Modelling by Seba and his team shows that US$50 billion from petrol taxes could disappear from the US economy.

In Australia, according to the Bureau of Infrastructure, Transport and Regional Development, public sector road-related revenue totalled A$28.7 billion in 2014-15.

Fuel excise contributed about A$11.03 billion or 38 per cent, down from about 44 per cent in the early 2000s. This revenue will come under direct threat with increasing electric vehicle market adoption.

My research also shows that under some future scenarios of shared autonomous mobility, the car fleet size could shrink to around 80 per cent, meaning less income from vehicle registration fees and sale taxes, maintenance, insurance and parking.

The future outlook

Although the detail of the bans in China and India are still sketchy, they represent just the kind of government policy shifts that are likely to make electric vehicles more pervasive.

Some groups, such as oil giants BP and Shell, would disagree that the end of oil is upon us.

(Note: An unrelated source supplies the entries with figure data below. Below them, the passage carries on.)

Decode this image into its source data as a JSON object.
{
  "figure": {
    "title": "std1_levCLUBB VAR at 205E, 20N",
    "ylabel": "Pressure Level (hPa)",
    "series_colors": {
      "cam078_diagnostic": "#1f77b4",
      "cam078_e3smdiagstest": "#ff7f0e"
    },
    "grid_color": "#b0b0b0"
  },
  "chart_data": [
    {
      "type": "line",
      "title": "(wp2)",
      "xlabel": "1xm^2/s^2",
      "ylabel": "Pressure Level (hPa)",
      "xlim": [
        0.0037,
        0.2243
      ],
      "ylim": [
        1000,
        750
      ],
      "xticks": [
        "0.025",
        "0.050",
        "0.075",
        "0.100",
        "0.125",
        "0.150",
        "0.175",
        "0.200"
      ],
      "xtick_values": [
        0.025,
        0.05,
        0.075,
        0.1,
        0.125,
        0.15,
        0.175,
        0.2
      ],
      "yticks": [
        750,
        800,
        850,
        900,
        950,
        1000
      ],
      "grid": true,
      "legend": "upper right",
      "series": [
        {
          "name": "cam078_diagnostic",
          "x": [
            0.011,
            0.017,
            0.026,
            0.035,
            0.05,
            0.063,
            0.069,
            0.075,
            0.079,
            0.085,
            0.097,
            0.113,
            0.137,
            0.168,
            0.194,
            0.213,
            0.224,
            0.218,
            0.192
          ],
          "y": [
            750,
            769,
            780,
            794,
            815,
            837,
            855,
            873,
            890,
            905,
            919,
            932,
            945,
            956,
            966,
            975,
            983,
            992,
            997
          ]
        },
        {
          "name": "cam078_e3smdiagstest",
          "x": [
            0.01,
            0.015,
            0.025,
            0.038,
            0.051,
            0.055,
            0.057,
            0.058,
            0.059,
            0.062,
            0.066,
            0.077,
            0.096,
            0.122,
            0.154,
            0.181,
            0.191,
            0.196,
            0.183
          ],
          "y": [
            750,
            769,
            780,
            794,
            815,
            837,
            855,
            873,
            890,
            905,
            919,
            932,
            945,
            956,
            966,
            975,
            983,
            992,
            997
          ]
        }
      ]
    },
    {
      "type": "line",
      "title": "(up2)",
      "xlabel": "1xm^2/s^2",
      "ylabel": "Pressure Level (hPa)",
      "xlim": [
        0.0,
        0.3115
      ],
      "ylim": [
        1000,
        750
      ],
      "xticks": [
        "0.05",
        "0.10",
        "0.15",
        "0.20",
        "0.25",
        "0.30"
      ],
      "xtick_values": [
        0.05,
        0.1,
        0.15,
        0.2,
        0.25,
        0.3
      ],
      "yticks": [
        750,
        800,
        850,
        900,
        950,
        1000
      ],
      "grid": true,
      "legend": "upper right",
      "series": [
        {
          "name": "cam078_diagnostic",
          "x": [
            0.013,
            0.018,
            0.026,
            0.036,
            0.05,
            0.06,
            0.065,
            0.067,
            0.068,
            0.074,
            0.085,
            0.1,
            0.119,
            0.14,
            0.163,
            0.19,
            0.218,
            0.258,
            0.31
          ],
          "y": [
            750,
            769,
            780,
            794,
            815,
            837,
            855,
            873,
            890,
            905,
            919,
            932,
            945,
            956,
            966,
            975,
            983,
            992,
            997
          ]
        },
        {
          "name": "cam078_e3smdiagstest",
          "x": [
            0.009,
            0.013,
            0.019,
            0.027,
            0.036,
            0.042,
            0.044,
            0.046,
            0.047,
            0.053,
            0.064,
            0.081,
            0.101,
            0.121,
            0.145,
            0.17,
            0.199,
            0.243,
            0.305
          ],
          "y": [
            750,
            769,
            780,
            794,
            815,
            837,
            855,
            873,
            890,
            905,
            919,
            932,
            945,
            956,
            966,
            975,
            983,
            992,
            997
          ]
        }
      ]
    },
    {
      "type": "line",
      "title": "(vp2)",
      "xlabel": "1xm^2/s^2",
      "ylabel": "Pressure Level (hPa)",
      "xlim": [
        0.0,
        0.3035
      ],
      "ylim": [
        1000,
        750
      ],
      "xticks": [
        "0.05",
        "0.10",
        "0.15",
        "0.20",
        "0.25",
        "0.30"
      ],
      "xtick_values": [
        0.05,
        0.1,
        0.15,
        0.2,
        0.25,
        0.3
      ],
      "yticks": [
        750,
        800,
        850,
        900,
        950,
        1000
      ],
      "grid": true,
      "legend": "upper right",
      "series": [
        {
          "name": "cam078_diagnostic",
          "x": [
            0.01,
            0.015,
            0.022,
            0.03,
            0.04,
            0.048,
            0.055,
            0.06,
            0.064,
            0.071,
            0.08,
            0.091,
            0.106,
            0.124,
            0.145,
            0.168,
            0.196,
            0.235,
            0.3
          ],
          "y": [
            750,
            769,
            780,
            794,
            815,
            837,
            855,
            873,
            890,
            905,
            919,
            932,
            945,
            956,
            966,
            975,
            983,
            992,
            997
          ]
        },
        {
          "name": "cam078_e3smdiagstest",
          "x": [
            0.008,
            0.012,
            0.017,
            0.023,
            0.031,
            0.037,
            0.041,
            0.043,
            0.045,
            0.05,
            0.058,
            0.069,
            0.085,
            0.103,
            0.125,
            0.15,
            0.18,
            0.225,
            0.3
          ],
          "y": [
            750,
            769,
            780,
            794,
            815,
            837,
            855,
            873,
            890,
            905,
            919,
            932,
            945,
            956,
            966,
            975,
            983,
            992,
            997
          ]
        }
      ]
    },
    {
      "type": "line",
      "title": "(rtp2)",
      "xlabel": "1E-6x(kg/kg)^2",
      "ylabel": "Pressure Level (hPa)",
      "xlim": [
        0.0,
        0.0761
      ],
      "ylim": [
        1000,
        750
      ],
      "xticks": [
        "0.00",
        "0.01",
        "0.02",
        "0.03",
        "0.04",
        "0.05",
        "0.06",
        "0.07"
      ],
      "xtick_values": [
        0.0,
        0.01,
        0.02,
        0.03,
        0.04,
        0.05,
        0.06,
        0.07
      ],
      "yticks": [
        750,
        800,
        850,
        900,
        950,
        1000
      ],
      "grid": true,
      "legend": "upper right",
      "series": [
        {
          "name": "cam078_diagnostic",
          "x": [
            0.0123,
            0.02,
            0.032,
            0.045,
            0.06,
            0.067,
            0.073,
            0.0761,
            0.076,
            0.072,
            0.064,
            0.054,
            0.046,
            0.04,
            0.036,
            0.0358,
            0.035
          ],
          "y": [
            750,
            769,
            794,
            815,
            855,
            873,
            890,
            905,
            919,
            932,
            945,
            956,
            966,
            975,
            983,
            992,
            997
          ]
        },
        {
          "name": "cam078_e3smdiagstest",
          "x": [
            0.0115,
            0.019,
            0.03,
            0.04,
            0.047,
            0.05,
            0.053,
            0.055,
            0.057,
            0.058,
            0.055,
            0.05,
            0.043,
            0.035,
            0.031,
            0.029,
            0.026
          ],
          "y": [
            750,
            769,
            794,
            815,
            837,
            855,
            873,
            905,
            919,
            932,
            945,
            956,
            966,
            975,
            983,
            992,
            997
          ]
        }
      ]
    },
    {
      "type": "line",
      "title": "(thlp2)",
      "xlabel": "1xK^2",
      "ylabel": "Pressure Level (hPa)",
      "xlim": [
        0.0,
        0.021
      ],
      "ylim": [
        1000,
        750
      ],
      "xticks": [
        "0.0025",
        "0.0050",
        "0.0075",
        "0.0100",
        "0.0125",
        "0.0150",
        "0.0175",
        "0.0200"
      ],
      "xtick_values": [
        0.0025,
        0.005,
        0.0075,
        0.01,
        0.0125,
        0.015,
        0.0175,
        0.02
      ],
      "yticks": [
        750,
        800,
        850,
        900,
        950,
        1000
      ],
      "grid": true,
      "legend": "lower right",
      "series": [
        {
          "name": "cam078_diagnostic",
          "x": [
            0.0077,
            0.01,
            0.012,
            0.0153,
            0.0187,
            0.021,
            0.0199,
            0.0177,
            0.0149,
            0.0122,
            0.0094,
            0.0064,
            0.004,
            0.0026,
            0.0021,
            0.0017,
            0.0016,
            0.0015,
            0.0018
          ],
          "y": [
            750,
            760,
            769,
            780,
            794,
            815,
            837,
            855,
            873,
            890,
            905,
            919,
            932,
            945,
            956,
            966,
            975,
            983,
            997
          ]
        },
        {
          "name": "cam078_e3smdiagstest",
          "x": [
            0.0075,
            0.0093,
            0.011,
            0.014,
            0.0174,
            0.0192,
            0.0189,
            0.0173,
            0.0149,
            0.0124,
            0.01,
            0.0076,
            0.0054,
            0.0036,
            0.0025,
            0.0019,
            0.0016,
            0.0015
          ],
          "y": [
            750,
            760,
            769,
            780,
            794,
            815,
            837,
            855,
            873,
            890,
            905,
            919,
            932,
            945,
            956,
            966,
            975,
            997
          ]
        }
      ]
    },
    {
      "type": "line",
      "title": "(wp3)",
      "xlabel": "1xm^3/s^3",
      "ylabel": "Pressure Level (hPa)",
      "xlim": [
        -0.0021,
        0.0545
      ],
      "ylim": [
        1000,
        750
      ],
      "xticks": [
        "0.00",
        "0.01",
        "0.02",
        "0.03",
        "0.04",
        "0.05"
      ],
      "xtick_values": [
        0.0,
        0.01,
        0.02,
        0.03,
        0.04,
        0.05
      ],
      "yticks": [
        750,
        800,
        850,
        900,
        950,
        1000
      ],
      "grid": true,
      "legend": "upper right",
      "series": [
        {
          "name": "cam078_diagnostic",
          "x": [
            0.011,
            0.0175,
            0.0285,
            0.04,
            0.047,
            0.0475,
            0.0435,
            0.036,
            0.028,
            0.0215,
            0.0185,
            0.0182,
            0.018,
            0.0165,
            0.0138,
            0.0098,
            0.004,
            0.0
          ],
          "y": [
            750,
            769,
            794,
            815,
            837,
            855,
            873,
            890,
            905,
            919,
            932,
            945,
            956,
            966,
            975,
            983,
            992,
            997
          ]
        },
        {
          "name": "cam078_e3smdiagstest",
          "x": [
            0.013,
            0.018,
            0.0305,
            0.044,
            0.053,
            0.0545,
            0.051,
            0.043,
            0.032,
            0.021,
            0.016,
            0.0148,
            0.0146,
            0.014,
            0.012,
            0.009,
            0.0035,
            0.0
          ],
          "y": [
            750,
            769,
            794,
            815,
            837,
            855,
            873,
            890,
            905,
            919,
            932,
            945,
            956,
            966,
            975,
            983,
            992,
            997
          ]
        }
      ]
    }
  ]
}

It’s been argued that electric vehicles are not a game-changer, as oil demand will continue to rise in the developing world and improvements in fuel efficiency will deliver benefits that outweigh those from electric vehicles.The sheer breadth of the potential disruption makes it hard to predict what will happen, especially when the mix of sharing, electric and self-driving technologies converge to disrupt the mobility ecosystem.

The ConversationAuto manufacturers, governments and the oil industry will have to make some tough decisions and prepare. The petrol engine vehicle isn’t quite done, but its years of dominance on our roads are numbered.